Position: 36°51’55.7″N 76°17’29.8″W
“If you see two life forms, one of them’s making a poop, the other one’s carrying it for him, who would you assume was in charge?” – Jerry Seinfeld
A while back I wrote a piece about improvements to the US Customs and Immigration system. America is catching up to Canada with automation, pre-checks, and better data management. Plus, there’s apps for crossing into the United States that makes life for bona fide citizens a little easier.
But if you want to take your American dog to a country other than Canada, you’re in for a challenge. Now, I understand the issues of spreading diseases like rabies to island nations. Britain had kept itself rabies free for decades thanks to a draconian quarantine system. Animals entering the UK spent six months under the care of the authorities. When several cases of neglect finally hit the press, things moved in favor of Euro-pet passports. Passports that validate your pet’s health and allow free passage between signatory countries. It’s not a global solution and such passports don’t exist in America. You’d think the United Nations would do something useful and solve the problem. They haven’t.
Catch-21
As a result, Marlon has had blood drawn and dispatched to Kansas. Rabies titres are indicators of his immunity to the disease and there’s only one place in the country that does that analysis. Once complete, Kansas sends his information via our examining vet* to the US Department of Agriculture for verification and certification. Here’s where we get into the catch-22.
The USDA certifies the health of pets only for specific countries, not generally. To do so requires they get proof of permission from the foreign governments, who require a certificate of health. In actuality, countries seem willing to give their permission ahead of seeing a health certificate, so it’s not a true Catch-22. It just seems like way more work than necessary.
From what we understand so far, the process works like this (and if you know something we don’t, for Dog’s sake tell us!):
- Apply to the country you want to take your dog to (let’s say, The Bahamas)
- We fill in forms and send them along with money to the Bahamian government
- The Bahamas sends us back a form saying, Cool, bring Marlon!
- That form goes to the USDA in Albany, NY who then certifies Marlon’s health based on the results of his titres from Kansas and his veterinary exam
- All that information gets bundled up and when we land in the Bahamas we have to take Marlon to a veterinarian there within 48 hours for examination and clearance
- If that goes as planned, then Marlon can get off the boat anywhere in the Bahamas
- Rinse and repeat for as many countries as you want to visit – don’t forget, the Caribbean is full of little countries all doing their own thing
Bliss
And if you bugger it up?
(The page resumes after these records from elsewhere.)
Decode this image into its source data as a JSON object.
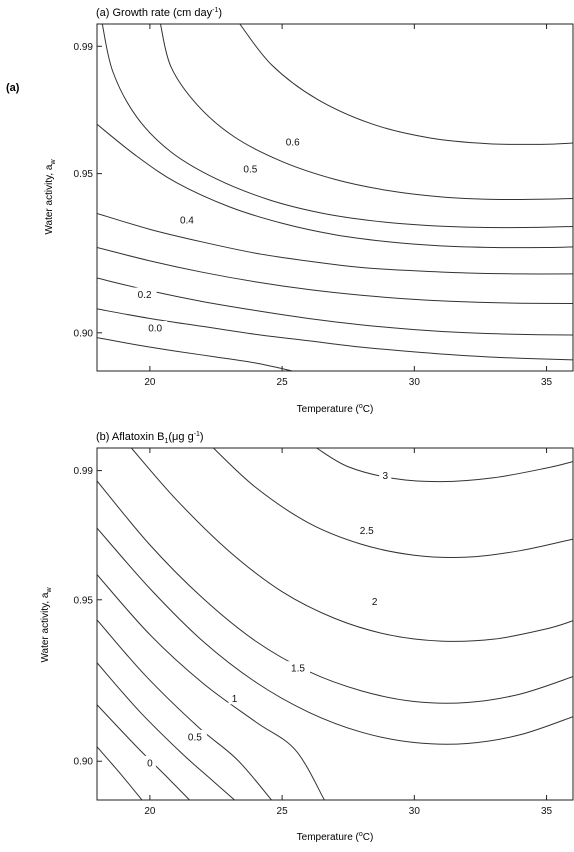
{
  "figure": {
    "left_panel_label": "(a)"
  },
  "chart_data": [
    {
      "type": "contour",
      "title": "(a) Growth rate (cm day",
      "title_sup": "-1",
      "title_end": ")",
      "xlabel": "Temperature (",
      "xlabel_sup": "o",
      "xlabel_end": "C)",
      "ylabel": "Water activity, a",
      "ylabel_sub": "w",
      "xlim": [
        18,
        36
      ],
      "ylim": [
        0.888,
        0.997
      ],
      "xticks": [
        20,
        25,
        30,
        35
      ],
      "xtick_labels": [
        "20",
        "25",
        "30",
        "35"
      ],
      "yticks": [
        0.9,
        0.95,
        0.99
      ],
      "ytick_labels": [
        "0.90",
        "0.95",
        "0.99"
      ],
      "contours": [
        {
          "level": "0.0",
          "label_at": [
            20.2,
            0.9015
          ],
          "points": [
            [
              18,
              0.8985
            ],
            [
              19.5,
              0.8962
            ],
            [
              21,
              0.8942
            ],
            [
              22.5,
              0.8924
            ],
            [
              24,
              0.8905
            ],
            [
              25.4,
              0.888
            ]
          ]
        },
        {
          "level": "",
          "points": [
            [
              18,
              0.9075
            ],
            [
              20,
              0.9045
            ],
            [
              22,
              0.902
            ],
            [
              24,
              0.8995
            ],
            [
              26,
              0.8975
            ],
            [
              28,
              0.8955
            ],
            [
              30,
              0.894
            ],
            [
              32,
              0.8928
            ],
            [
              34,
              0.892
            ],
            [
              36,
              0.8915
            ]
          ]
        },
        {
          "level": "0.2",
          "label_at": [
            19.8,
            0.912
          ],
          "points": [
            [
              18,
              0.9172
            ],
            [
              20,
              0.9132
            ],
            [
              22,
              0.9098
            ],
            [
              24,
              0.907
            ],
            [
              26,
              0.9045
            ],
            [
              28,
              0.9025
            ],
            [
              30,
              0.901
            ],
            [
              32,
              0.9
            ],
            [
              34,
              0.8995
            ],
            [
              36,
              0.8993
            ]
          ]
        },
        {
          "level": "",
          "points": [
            [
              18,
              0.9268
            ],
            [
              20,
              0.9226
            ],
            [
              22,
              0.919
            ],
            [
              24,
              0.916
            ],
            [
              26,
              0.9136
            ],
            [
              28,
              0.9118
            ],
            [
              30,
              0.9105
            ],
            [
              32,
              0.9097
            ],
            [
              34,
              0.9093
            ],
            [
              36,
              0.9092
            ]
          ]
        },
        {
          "level": "0.4",
          "label_at": [
            21.4,
            0.9355
          ],
          "points": [
            [
              18,
              0.9375
            ],
            [
              20,
              0.9325
            ],
            [
              22,
              0.9285
            ],
            [
              24,
              0.925
            ],
            [
              26,
              0.9225
            ],
            [
              28,
              0.9205
            ],
            [
              30,
              0.9195
            ],
            [
              32,
              0.9188
            ],
            [
              34,
              0.9185
            ],
            [
              36,
              0.9185
            ]
          ]
        },
        {
          "level": "0.5",
          "label_at": [
            23.8,
            0.9515
          ],
          "points": [
            [
              18,
              0.9655
            ],
            [
              19.5,
              0.9555
            ],
            [
              21,
              0.9472
            ],
            [
              23,
              0.9396
            ],
            [
              25,
              0.9344
            ],
            [
              27,
              0.9308
            ],
            [
              29,
              0.9286
            ],
            [
              31,
              0.9273
            ],
            [
              33,
              0.9268
            ],
            [
              35,
              0.9268
            ],
            [
              36,
              0.927
            ]
          ]
        },
        {
          "level": "",
          "points": [
            [
              18.2,
              0.997
            ],
            [
              18.6,
              0.982
            ],
            [
              19.5,
              0.9678
            ],
            [
              20.8,
              0.9568
            ],
            [
              22.5,
              0.9484
            ],
            [
              24.5,
              0.9418
            ],
            [
              26.5,
              0.9376
            ],
            [
              28.5,
              0.9351
            ],
            [
              30.5,
              0.9337
            ],
            [
              32.5,
              0.9331
            ],
            [
              34.5,
              0.9331
            ],
            [
              36,
              0.9334
            ]
          ]
        },
        {
          "level": "",
          "points": [
            [
              20.4,
              0.997
            ],
            [
              20.8,
              0.9835
            ],
            [
              21.8,
              0.9715
            ],
            [
              23.2,
              0.9615
            ],
            [
              25,
              0.9538
            ],
            [
              27,
              0.9482
            ],
            [
              29,
              0.9447
            ],
            [
              31,
              0.9427
            ],
            [
              33,
              0.9419
            ],
            [
              35,
              0.942
            ],
            [
              36,
              0.9422
            ]
          ]
        },
        {
          "level": "0.6",
          "label_at": [
            25.4,
            0.96
          ],
          "points": [
            [
              23.4,
              0.997
            ],
            [
              24.6,
              0.9842
            ],
            [
              26.3,
              0.9735
            ],
            [
              28.4,
              0.9656
            ],
            [
              30.6,
              0.9612
            ],
            [
              32.8,
              0.9594
            ],
            [
              34.8,
              0.9592
            ],
            [
              36,
              0.9596
            ]
          ]
        }
      ]
    },
    {
      "type": "contour",
      "title": "(b) Aflatoxin  B",
      "title_sub": "1",
      "title_mid": "(μg g",
      "title_sup": "-1",
      "title_end": ")",
      "xlabel": "Temperature (",
      "xlabel_sup": "o",
      "xlabel_end": "C)",
      "ylabel": "Water activity, a",
      "ylabel_sub": "w",
      "xlim": [
        18,
        36
      ],
      "ylim": [
        0.888,
        0.997
      ],
      "xticks": [
        20,
        25,
        30,
        35
      ],
      "xtick_labels": [
        "20",
        "25",
        "30",
        "35"
      ],
      "yticks": [
        0.9,
        0.95,
        0.99
      ],
      "ytick_labels": [
        "0.90",
        "0.95",
        "0.99"
      ],
      "contours": [
        {
          "level": "",
          "points": [
            [
              18,
              0.9045
            ],
            [
              18.9,
              0.896
            ],
            [
              19.7,
              0.888
            ]
          ]
        },
        {
          "level": "0",
          "label_at": [
            20,
            0.8995
          ],
          "points": [
            [
              18,
              0.9175
            ],
            [
              19.5,
              0.9045
            ],
            [
              20.6,
              0.8955
            ],
            [
              21.5,
              0.888
            ]
          ]
        },
        {
          "level": "",
          "points": [
            [
              18,
              0.9305
            ],
            [
              19.6,
              0.9155
            ],
            [
              21.2,
              0.9025
            ],
            [
              22.3,
              0.8945
            ],
            [
              23.2,
              0.888
            ]
          ]
        },
        {
          "level": "0.5",
          "label_at": [
            21.7,
            0.9075
          ],
          "points": [
            [
              18,
              0.9438
            ],
            [
              19.8,
              0.9268
            ],
            [
              21.8,
              0.9108
            ],
            [
              23.3,
              0.9005
            ],
            [
              24.6,
              0.888
            ]
          ]
        },
        {
          "level": "1",
          "label_at": [
            23.2,
            0.9195
          ],
          "points": [
            [
              18,
              0.9578
            ],
            [
              20,
              0.9392
            ],
            [
              22,
              0.9242
            ],
            [
              24,
              0.9122
            ],
            [
              25.5,
              0.9035
            ],
            [
              26.6,
              0.888
            ]
          ]
        },
        {
          "level": "",
          "points": [
            [
              18,
              0.9722
            ],
            [
              20,
              0.9535
            ],
            [
              22,
              0.9372
            ],
            [
              24,
              0.9245
            ],
            [
              26,
              0.9152
            ],
            [
              28,
              0.909
            ],
            [
              30,
              0.9058
            ],
            [
              32,
              0.9055
            ],
            [
              34,
              0.9082
            ],
            [
              36,
              0.9138
            ]
          ]
        },
        {
          "level": "1.5",
          "label_at": [
            25.6,
            0.9288
          ],
          "points": [
            [
              18,
              0.9868
            ],
            [
              20,
              0.967
            ],
            [
              22,
              0.9505
            ],
            [
              24,
              0.9372
            ],
            [
              26,
              0.9278
            ],
            [
              28,
              0.9218
            ],
            [
              30,
              0.9185
            ],
            [
              32,
              0.9182
            ],
            [
              34,
              0.9208
            ],
            [
              36,
              0.9262
            ]
          ]
        },
        {
          "level": "2",
          "label_at": [
            28.5,
            0.9495
          ],
          "points": [
            [
              19.3,
              0.997
            ],
            [
              21,
              0.981
            ],
            [
              23,
              0.965
            ],
            [
              25,
              0.9525
            ],
            [
              27,
              0.9442
            ],
            [
              29,
              0.9392
            ],
            [
              31,
              0.9372
            ],
            [
              33,
              0.9378
            ],
            [
              35,
              0.941
            ],
            [
              36,
              0.9435
            ]
          ]
        },
        {
          "level": "2.5",
          "label_at": [
            28.2,
            0.9715
          ],
          "points": [
            [
              22.4,
              0.997
            ],
            [
              24,
              0.9848
            ],
            [
              26,
              0.9738
            ],
            [
              28,
              0.9672
            ],
            [
              30,
              0.9638
            ],
            [
              32,
              0.9632
            ],
            [
              34,
              0.9652
            ],
            [
              36,
              0.9688
            ]
          ]
        },
        {
          "level": "3",
          "label_at": [
            28.9,
            0.9885
          ],
          "points": [
            [
              26.3,
              0.997
            ],
            [
              27.5,
              0.9912
            ],
            [
              29.2,
              0.9876
            ],
            [
              31,
              0.9866
            ],
            [
              33,
              0.9878
            ],
            [
              35,
              0.9908
            ],
            [
              36,
              0.9928
            ]
          ]
        }
      ]
    }
  ]
}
Some countries go as far as impounding and euthanizing your dog! Now, there’s probably nothing in this process a few hundred shekels judiciously distributed here and there can’t mitigate, but it’s still a lot of work and stress.
Marlon has the luxury of remaining blissfully unaware of all of this. Aside from suffering the indignity of repeated vet examinations, he can keep doing his doggy thing. This is one more example of the extensive hoops us humans jump through for our pets. I’ve no doubt that when the aliens land, they’ll assume our dogs are in charge.
*We’d like to put in a plug for Dr. Peter Gerlach and his team at the Dog & Cat Hospital in Norfolk, VA. They’ve been terrifically helpful throughout this process.